De qualquer forma, segundo ele, os custos acabam sendo um problema. No Programa Nacional da Agricultura Familiar (Pronaf) os juros são de 4%, mas “com os penduricalhos que aparecem, no final de um ano dá 16,82%. Porém, o setor não remunera esse juro. O agricultor vai ter que se desfazer de patrimônio para poder, depois, honrar compromissos”, reclama o presidente da Federação.
Nesse cenário, Eduardo Ton, do Sicoob-ES, acredita que o crédito cooperativo é um diferencial, pois “a gente procura auxiliar o produtor rural a buscar soluções da melhor maneira possível, com aquele atendimento consultivo e orientado para ele”, explica. “A atividade agropecuária tem uma receita, uma margem líquida, muito pequena. Então, precisa de muito recurso para se financiar. O crédito, sem dúvida, é muito importante para o agronegócio.”
No ano safra de 2023/2024, o Espírito Santo cresceu em 30% no crédito rural total – de R$ 5,3 bilhões para R$ 6,9 bilhões – enquanto no Brasil esse crescimento foi de 11%.
“Cresceu quase três vezes mais aqui no Espírito Santo, e no Sicoob-ES a gente cresceu 52% só no crédito rural, ou seja, está acima do mercado do estado e do mercado nacional também”, pontua.
A previsão para 2024/2025 é de que, só no Sicoob, as liberações aumentem mais de R$ 1 bilhão, ou seja, de seus R$ 2,8 bilhões no ano safra anterior, a instituição espera liberar R$ 3,8 bilhões para o agronegócio agora, principalmente para o café.
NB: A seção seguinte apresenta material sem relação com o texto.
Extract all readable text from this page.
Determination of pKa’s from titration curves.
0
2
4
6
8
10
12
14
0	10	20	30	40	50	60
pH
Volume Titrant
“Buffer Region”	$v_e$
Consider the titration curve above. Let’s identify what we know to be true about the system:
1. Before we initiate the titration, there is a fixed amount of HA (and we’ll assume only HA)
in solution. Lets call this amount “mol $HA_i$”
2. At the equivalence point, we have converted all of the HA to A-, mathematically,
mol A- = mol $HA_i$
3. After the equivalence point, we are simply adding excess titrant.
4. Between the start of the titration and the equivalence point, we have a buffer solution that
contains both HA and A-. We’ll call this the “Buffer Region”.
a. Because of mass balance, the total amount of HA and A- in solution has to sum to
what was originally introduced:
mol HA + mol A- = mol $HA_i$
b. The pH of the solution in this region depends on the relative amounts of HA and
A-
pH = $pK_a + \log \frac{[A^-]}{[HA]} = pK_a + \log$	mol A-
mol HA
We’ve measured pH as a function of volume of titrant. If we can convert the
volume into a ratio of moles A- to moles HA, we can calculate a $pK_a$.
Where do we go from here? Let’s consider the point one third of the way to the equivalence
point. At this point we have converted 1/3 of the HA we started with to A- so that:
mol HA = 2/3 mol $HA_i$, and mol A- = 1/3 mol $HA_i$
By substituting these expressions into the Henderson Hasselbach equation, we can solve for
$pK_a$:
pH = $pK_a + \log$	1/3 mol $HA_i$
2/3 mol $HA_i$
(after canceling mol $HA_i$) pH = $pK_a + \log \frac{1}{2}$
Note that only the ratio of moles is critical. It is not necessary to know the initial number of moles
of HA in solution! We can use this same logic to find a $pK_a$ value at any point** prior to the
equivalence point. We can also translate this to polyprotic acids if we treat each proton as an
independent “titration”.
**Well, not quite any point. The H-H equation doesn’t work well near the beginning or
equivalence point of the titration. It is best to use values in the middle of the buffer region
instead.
O gerente lembra que o preço para o café variou em quase 100%, saindo de R$ 600 para R$ 1.100, em média.
“Isso anima o produtor rural a investir na sua cultura e anima a instituição financeira a financiar o produtor rural nessa cultura”, diz Eduardo Ton, salientando que a inadimplência no setor fica abaixo de 1%.